TNF-α and lymphotoxin-α (LT) are members of the TNF family, and these cytokines play crucial roles in the defense against infection with Candida albicans. The aim of the present study was to investigate the role of endogenous TNF and LT during disseminated candidiasis in TNF−/−LT−/− knockout mice. The TNF- and LT-deficient animals had a significantly increased mortality following C. albicans infection compared with control mice, and this was due to a 10- to 1000-fold increased outgrowth of the yeast in their organs.
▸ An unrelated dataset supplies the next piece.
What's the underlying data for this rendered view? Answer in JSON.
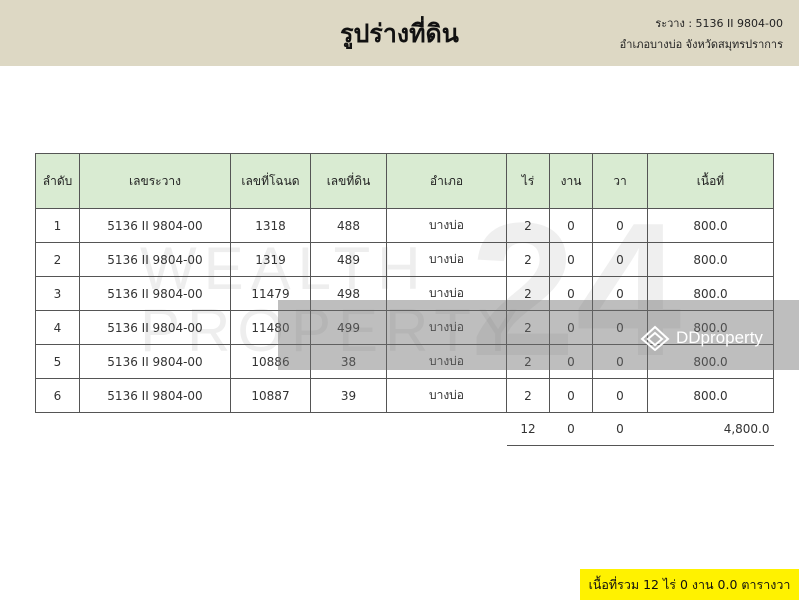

No differences between TNF−/−LT−/− mice and TNF+/+LT+/+ were observed when mice were rendered neutropenic, suggesting that activation of neutrophils mediates the beneficial effects of endogenous TNF and LT. Histopathology of the organs, combined with neutrophil recruitment experiments, showed a dramatic delay in the neutrophil recruitment at the sites of Candida infection in the TNF−/−LT−/− mice. Moreover, the neutrophils of deficient animals were less potent to phagocytize Candida blastospores than control neutrophils. In contrast, the killing of Candida and the oxygen radical production did not differ between neutrophils of TNF−/−LT−/− and TNF+/+LT+/+ mice. Peak circulating IL-6 was significantly higher in TNF−/−LT−/− mice during infection. Peritoneal macrophages of TNF−/−LT−/− mice did not produce TNF, and synthesized significantly lower amounts of IL-1α, IL-1β, IL-6, and macrophage-inflammatory protein-1α than macrophages of TNF+/+LT+/+ animals did. In conclusion, endogenous TNF and/or LT contribute to host resistance to disseminated candidiasis, and their absence in TNF−/−LT−/− mice renders the animals susceptible through impaired recruitment of neutrophils and impaired phagocytosis of C. albicans.